In this reality, political reforms and western-style democracy are far from being the focal subject of conversations. Newspaper editors no longer hide their disappointment as the crackdown on dissent has spread from the Muslim Brotherhood to liberal and secular activists. Sisi could not have dreamt that less than two years after taking office he would be confronted by protesters defying government orders against demonstrations against the regime and chanting "the man who sold the land should go" like the chants five years ago calling for a different president to "go away!"
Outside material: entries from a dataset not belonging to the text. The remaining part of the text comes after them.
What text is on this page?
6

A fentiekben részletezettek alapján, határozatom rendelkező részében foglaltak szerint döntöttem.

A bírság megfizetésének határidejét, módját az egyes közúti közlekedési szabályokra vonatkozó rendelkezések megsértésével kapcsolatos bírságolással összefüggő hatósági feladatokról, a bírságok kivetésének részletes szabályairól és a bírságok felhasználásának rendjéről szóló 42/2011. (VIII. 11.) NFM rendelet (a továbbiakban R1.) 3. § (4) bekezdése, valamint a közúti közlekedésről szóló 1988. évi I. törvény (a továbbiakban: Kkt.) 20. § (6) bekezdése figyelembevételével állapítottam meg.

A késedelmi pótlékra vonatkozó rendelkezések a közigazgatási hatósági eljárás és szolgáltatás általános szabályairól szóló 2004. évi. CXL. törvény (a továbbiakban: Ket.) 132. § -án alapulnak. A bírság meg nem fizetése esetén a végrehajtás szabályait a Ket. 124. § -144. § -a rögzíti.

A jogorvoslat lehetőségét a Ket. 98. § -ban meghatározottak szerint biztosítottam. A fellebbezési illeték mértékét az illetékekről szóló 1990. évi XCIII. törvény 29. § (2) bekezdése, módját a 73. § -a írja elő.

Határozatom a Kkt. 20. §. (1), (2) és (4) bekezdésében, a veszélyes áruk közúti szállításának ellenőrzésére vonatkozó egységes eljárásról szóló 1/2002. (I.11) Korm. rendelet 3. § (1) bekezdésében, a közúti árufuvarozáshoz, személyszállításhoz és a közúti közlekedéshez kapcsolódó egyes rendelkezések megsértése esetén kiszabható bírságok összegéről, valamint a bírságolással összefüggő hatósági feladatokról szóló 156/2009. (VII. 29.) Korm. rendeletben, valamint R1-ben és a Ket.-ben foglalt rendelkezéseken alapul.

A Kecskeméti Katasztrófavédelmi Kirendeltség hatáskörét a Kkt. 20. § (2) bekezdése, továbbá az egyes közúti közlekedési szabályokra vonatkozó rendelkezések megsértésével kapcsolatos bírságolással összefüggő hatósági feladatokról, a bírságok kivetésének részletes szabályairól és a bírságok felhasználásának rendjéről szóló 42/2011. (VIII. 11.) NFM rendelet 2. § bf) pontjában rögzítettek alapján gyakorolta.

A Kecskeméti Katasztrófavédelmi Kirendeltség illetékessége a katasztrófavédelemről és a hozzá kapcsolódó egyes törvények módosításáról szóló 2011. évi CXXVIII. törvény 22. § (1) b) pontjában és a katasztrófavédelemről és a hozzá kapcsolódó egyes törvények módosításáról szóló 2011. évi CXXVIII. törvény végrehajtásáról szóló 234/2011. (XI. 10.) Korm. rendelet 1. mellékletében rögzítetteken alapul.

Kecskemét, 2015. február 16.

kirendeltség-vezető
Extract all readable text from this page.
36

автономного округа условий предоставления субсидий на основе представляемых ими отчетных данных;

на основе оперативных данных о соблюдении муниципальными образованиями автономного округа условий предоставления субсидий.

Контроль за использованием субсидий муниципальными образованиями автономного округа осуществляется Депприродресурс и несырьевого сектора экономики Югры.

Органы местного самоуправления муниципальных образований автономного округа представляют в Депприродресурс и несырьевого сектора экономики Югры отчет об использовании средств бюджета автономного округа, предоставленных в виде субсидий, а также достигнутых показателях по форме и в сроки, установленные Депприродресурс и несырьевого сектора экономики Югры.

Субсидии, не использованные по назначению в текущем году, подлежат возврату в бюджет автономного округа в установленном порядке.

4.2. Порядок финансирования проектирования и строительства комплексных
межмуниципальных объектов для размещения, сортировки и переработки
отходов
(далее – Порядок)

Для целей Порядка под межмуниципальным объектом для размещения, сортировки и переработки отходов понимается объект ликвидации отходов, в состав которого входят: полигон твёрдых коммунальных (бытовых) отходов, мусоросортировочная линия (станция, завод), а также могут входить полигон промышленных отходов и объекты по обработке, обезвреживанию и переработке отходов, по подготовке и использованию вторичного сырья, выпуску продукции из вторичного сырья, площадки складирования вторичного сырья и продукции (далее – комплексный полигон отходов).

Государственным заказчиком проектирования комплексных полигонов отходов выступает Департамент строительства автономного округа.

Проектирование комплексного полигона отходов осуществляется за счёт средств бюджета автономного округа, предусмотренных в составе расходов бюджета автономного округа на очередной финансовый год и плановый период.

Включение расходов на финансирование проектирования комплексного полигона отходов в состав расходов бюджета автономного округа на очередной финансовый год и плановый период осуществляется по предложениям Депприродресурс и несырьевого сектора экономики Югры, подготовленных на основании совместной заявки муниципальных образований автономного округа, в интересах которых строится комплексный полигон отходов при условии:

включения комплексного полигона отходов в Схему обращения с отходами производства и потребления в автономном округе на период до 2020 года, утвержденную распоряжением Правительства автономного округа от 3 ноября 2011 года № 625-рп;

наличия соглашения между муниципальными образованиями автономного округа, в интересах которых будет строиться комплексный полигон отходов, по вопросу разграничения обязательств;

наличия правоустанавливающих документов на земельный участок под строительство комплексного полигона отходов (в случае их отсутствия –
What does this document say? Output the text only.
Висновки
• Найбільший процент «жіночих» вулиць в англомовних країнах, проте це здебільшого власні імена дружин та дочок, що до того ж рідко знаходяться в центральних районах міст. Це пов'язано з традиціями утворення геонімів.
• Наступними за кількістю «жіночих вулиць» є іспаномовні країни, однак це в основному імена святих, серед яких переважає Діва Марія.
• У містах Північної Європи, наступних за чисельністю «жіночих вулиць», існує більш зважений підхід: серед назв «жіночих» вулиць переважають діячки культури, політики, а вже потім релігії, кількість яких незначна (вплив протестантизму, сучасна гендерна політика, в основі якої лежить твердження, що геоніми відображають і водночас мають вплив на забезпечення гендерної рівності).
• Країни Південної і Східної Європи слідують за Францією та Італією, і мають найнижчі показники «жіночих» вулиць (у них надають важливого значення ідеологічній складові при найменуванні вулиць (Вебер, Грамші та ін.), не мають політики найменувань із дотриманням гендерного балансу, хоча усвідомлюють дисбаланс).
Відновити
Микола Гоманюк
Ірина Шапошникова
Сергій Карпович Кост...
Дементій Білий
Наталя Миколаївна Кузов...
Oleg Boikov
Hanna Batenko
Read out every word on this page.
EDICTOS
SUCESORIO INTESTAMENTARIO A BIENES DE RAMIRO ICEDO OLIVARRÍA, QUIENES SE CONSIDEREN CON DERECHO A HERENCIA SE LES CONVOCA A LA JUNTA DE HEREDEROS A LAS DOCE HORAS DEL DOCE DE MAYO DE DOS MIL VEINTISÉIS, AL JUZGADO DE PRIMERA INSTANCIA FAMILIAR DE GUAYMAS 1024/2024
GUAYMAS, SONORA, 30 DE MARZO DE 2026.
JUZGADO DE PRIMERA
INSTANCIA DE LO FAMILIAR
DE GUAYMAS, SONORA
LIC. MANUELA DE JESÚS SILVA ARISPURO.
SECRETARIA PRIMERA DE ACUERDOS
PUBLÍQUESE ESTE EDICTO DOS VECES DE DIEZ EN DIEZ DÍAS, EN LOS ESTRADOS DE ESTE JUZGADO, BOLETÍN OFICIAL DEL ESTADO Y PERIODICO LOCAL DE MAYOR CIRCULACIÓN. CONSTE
The regime's reaction has been firm and unequivocal. Sisi understands very well that his ill-advised island decision has been "hijacked" by the Muslim Brotherhood and the liberal opposition in order to slam his regime and to force him to resign. Since the decision on the islands has been made public, hundreds of Muslim Brothers and "liberal" opposition members have been arrested, and repressive measures have been adopted to contain any major protest against the regime. At this point, protests have been waged in different areas in Egypt. It is too early to assess whether the protests are going to grow and become uncontrollable.
Among all the decisions Sisi made in the last two years, the one to cede the islands to Saudi Arabia might become the decision with the direst consequences to his regime.
There is one sentence that depicts the Egyptian regime's situation today. It will uncompromisingly fight for its survival.
Col. (ret.) Dr. Jacques Neriah, a special analyst for the Middle East at the Jerusalem Center for Public Affairs, was formerly Foreign Policy Advisor to Prime Minister Yitzhak Rabin and Deputy Head for Assessment of Israeli Military Intelligence.